L’histoire a certes connu des batailles beaucoup plus sanglantes, mais aucune n’est devenue aussi étroitement identifiée aux idéaux progressistes que celle de Gettysburg. Pour la plupart, leur signification réside précisément dans l’absurdité du carnage. Les massacres de la Somme et de Verdun durant la Première Guerre mondiale viennent ainsi à l’esprit.

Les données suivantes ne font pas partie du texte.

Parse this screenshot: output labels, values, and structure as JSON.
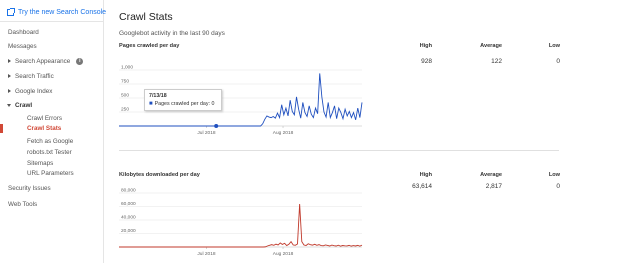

Tout cela rend quelque peu ironique l’affirmation de Lincoln dans son discours selon laquelle «Le monde ne sera guère attentif à nos paroles, il ne s’en souviendra pas longtemps, mais il ne pourra jamais oublier ce que les hommes firent. C’est à nous les vivants de nous vouer à l’œuvre inachevée que d’autres ont si noblement entreprise. C’est à nous de nous consacrer plus encore à la cause pour laquelle ils offrirent le suprême sacrifice; c’est à nous de faire en sorte que ces morts ne soient pas morts en vain.»

Lincoln n’avait pas été invité au début à l’inauguration, et ce n’est pas par hasard si Everett, l’orateur le plus célèbre du pays, avait obtenu la tête d’affiche. Les poètes Bryant, Longfellow et Whittier avaient refusé de prendre la parole. Mais Lincoln voulait tellement être présent qu’il a contremandé l’horaire de voyage de son secrétaire pour avoir un jour supplémentaire afin d’être certain d’arriver à temps. C’était une sage décision car le réseau ferroviaire était congestionné à cause des milliers de personnes se déplaçant pour la cérémonie. Le gouverneur du Minnesota, parti une semaine plus tôt, n’a jamais réussi à se rendre à temps.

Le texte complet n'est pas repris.